Giovedì 1 dicembre, dalle 12.30 alle 14.30, verrà presentato alla Terrazza Martini in Piazza Diaz a Milano il volume Milano, città e spettacolo – teatro danza musica cinema e dintorni, edito da A.I.M. e curato da Antonio Calbi. Il libro contiene numerosi interventi critici e testimonianze di artisti e operatori culturali milanesi. Si può già leggere su ateatro uno stimolante saggio scritto per l’occasione da Oliviero Ponte di Pino: “Milano, città senza avanguardia teatrale“.
Qui sotto riporto il mio breve contributo al volume.
Siccome a Milano sono nato e ci abito con una certa continuità da circa quarantacinque anni, ho sempre cercato di occuparmene il meno possibile. A un piccolo borghese timido e sedentario, la scrittura offre la chance più accessibile e (ingannevolmente) rassicurante di viaggiare. Dato che ero chi ero, tentavo almeno di non essere dov’ero. Ho tuttavia fatto un’eccezione, intorno al 2000, quando Antonio Calbi mi ha commissionato un testo breve per la “Maratona di Milano”. Era il monologo di un imprenditore alla deriva, che perfino nella mezz’ora che precede il suicidio si dimostra incapace di ignorare lo squillo del suo cellulare ultimo modello. Curiosamente, dopo la “Maratona” Qualcosa trilla non è stato ripreso a Milano, mentre la sua traduzione in inglese a cura di Maggie Rose ha avuto un inatteso successo a Edimburgo e in altre città britanniche. Sarà stato perché l’alienazione di quel personaggio milanese poteva facilmente rimandare a quella di analoghi tipi metropolitani di lassù. Comunque, a più di dieci anni di distanza, penso che quel mio testo fosse un ricamo di personali idiosincrasie intorno a un’immagine di Milano-città-da-bere (stressante, superficiale e conformista) che già allora stava perdendo d’attualità.

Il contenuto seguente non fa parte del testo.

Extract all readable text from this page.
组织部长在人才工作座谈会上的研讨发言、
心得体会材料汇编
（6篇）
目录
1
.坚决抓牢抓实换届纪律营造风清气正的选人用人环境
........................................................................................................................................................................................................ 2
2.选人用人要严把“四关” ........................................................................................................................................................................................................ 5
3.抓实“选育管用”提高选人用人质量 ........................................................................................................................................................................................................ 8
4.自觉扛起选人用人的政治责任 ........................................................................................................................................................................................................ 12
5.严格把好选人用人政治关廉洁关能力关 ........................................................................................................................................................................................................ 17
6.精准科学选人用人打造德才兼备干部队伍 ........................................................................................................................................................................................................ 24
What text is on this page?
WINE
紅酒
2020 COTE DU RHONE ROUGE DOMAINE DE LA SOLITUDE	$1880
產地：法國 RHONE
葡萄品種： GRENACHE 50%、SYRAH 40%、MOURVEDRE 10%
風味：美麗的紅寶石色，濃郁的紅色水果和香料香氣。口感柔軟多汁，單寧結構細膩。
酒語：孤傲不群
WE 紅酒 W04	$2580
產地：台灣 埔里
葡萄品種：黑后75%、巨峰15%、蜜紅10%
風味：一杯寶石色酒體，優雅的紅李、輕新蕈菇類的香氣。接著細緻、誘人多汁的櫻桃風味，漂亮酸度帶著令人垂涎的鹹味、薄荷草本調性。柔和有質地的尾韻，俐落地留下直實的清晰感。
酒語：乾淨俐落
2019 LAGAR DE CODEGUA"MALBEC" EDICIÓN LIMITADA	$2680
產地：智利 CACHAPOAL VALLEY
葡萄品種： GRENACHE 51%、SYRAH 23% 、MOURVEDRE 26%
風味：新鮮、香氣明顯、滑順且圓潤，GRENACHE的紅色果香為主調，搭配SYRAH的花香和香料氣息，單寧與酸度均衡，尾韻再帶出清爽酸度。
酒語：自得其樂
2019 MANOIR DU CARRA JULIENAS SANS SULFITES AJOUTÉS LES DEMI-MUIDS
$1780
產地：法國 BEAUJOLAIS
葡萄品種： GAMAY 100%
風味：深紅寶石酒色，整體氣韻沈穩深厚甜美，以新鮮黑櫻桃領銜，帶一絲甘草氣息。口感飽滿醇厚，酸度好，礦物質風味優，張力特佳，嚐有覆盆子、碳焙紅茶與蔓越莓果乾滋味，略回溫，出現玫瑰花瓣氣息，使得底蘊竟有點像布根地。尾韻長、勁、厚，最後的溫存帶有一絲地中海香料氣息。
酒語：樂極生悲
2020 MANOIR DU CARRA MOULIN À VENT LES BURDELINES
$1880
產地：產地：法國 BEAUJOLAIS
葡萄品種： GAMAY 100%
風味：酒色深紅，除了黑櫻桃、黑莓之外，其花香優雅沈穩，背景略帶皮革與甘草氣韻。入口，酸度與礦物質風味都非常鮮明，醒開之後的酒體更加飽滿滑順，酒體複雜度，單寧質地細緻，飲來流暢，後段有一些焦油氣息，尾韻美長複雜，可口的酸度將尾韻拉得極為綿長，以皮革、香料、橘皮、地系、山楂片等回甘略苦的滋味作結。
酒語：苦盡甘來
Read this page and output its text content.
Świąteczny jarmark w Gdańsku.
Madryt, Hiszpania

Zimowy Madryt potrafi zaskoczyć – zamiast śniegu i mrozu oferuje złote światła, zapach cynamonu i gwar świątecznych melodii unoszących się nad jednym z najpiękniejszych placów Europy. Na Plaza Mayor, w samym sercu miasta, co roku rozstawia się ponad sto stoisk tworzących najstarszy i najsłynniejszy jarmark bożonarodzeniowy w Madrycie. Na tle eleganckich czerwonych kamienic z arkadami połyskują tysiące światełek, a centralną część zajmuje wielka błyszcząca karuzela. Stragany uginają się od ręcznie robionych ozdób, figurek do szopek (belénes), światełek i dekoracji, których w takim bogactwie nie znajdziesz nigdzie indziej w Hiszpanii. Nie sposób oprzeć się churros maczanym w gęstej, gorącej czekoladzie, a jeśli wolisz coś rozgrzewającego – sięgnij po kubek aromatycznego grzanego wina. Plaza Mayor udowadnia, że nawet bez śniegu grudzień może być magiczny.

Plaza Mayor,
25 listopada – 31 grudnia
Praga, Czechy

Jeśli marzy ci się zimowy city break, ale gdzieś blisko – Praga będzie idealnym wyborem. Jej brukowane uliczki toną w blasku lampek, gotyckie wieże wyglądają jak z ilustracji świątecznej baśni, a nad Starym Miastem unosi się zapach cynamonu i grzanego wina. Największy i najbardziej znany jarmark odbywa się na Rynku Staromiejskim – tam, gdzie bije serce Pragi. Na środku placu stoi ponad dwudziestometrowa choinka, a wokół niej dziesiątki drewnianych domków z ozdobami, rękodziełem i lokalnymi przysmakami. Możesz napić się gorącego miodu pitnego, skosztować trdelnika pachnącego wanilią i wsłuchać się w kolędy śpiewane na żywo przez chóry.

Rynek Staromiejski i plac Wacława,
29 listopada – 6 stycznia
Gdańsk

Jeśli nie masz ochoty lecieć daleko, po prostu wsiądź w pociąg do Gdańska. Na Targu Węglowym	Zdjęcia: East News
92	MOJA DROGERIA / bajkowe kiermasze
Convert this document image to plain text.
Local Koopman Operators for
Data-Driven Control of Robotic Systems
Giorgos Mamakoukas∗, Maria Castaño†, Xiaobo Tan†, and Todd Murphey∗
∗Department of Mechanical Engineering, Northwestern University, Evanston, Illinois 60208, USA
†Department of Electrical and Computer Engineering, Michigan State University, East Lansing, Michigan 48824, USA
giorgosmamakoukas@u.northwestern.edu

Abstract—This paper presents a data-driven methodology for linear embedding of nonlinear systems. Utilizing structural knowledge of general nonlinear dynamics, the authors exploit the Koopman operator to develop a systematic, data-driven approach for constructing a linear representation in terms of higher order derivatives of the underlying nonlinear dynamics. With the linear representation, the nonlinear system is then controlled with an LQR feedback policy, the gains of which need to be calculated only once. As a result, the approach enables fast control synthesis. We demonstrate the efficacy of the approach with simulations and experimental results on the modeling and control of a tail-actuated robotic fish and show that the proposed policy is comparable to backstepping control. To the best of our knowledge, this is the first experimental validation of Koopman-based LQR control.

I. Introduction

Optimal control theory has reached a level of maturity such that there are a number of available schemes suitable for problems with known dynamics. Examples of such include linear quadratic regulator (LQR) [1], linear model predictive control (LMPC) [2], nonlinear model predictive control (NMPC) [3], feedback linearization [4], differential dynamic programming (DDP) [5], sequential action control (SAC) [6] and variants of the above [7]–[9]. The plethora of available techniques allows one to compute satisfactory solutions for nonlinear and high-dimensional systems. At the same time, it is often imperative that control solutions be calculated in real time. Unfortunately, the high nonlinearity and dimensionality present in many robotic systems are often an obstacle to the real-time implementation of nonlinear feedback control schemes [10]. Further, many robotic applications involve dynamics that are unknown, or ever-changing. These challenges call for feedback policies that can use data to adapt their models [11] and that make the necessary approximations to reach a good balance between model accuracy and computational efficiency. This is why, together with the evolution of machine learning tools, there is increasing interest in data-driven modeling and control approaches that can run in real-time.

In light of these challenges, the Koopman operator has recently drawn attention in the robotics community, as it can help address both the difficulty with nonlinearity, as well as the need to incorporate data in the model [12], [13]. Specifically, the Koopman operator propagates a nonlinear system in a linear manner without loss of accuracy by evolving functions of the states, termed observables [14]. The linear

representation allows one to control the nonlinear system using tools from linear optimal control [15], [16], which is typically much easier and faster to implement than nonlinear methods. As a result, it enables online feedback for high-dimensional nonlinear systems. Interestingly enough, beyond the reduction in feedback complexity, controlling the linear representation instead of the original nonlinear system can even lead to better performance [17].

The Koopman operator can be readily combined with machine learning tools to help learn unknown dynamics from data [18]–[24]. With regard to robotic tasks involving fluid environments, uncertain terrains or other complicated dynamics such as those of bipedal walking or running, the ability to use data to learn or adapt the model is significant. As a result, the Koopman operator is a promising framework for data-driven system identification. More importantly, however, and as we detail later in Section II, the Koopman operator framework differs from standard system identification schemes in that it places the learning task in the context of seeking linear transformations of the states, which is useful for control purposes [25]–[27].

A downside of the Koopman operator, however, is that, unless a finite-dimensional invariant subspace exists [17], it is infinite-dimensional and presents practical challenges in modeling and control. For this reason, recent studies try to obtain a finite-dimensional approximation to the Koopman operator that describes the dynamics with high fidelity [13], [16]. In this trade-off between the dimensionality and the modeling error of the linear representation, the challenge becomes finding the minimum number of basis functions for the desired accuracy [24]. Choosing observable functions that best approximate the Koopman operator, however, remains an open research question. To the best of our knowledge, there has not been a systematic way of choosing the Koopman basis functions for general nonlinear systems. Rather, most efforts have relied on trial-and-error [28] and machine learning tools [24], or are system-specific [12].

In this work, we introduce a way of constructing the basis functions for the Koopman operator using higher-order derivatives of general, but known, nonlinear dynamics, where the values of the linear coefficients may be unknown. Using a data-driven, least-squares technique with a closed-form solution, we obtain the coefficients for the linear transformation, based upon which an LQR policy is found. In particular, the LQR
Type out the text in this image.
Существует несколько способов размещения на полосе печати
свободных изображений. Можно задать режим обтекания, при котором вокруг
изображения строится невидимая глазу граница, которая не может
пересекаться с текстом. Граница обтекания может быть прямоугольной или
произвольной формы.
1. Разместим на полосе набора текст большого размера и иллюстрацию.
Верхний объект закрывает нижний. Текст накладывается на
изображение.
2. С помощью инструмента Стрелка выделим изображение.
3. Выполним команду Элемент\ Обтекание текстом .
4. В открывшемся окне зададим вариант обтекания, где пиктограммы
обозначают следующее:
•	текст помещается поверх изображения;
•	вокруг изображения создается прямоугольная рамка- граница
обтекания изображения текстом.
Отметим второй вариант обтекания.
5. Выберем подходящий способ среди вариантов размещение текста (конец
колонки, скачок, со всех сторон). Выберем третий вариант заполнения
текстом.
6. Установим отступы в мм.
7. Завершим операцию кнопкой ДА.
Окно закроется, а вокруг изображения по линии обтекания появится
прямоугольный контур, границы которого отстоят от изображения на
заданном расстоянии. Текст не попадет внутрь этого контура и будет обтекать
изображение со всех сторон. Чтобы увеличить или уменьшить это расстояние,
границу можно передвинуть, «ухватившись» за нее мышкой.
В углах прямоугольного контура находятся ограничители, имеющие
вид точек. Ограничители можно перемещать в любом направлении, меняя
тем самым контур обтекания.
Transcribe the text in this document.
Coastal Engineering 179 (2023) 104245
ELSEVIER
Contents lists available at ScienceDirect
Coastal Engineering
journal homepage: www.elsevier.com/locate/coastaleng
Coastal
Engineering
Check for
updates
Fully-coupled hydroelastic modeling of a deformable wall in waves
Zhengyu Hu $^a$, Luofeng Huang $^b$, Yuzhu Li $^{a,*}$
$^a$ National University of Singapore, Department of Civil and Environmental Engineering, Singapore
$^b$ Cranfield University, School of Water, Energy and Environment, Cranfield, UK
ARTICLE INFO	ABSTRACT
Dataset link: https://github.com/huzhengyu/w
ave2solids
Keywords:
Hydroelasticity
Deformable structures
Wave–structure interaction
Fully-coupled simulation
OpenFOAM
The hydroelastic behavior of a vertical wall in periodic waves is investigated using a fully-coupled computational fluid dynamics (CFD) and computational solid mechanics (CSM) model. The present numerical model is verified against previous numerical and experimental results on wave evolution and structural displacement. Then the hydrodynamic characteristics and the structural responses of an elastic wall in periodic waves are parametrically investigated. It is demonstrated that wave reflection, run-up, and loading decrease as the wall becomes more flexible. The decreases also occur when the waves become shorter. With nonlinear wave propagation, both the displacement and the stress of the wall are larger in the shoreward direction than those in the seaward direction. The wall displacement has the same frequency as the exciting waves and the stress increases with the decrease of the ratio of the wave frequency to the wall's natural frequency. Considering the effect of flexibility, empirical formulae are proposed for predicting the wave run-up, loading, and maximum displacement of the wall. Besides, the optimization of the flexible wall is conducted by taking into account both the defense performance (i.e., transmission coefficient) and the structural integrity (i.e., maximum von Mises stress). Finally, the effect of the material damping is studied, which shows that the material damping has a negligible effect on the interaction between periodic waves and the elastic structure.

Oggi mi sento più sereno rispetto a questa città, e forse un po’ più obiettivo. Sul suo ambiente culturale – l’unico di cui ho una buona conoscenza diretta – posso testimoniare che è piuttosto serio e operoso. Milano, malgrado la riduzione di risorse degli ultimi anni, eccelle nell’acquisto e ospitalità di spettacoli, concerti, mostre ed eventi vari; ha numerosi spazi artistici, piccoli e grandi, molto ben gestiti. Credo tuttavia che in Italia questo sia il posto migliore per “consumare” cultura, ma non per produrla. In teatro, per esempio, alla forte concorrenza (caratteristica locale) si sovrappone lo scarso ricambio nei posti di potere (caratteristica nazionale), rendendo la vita difficile ai piccoli gruppi di qualità e, ancora di più, agli artisti-“cani sciolti”. Si tende ad attribuire alle istituzioni pubbliche tutta la responsabilità di questo scarso dinamismo, che però è reso possibile dalla mentalità conservatrice di noi teatranti, tanto più radicata – lo sappiamo – quanto più si ammanta di una sincera retorica progressista. I conflitti interni al nostro ambiente rimangono sottotraccia, borbottati, in un’armonia apparente sospesa tra buonsenso ambrosiano e tirare-a-campare. La gerontocrazia perfetta, del resto, è quella in cui i giovani sognano di invecchiare presto.
Se non vogliamo trasformarci una volta per tutte in artigiani specializzati nella manutenzione della falsa coscienza, dobbiamo ridare a Milano e alla sua vita culturale entusiasmo, trasparenza e un po’ di sana crudeltà.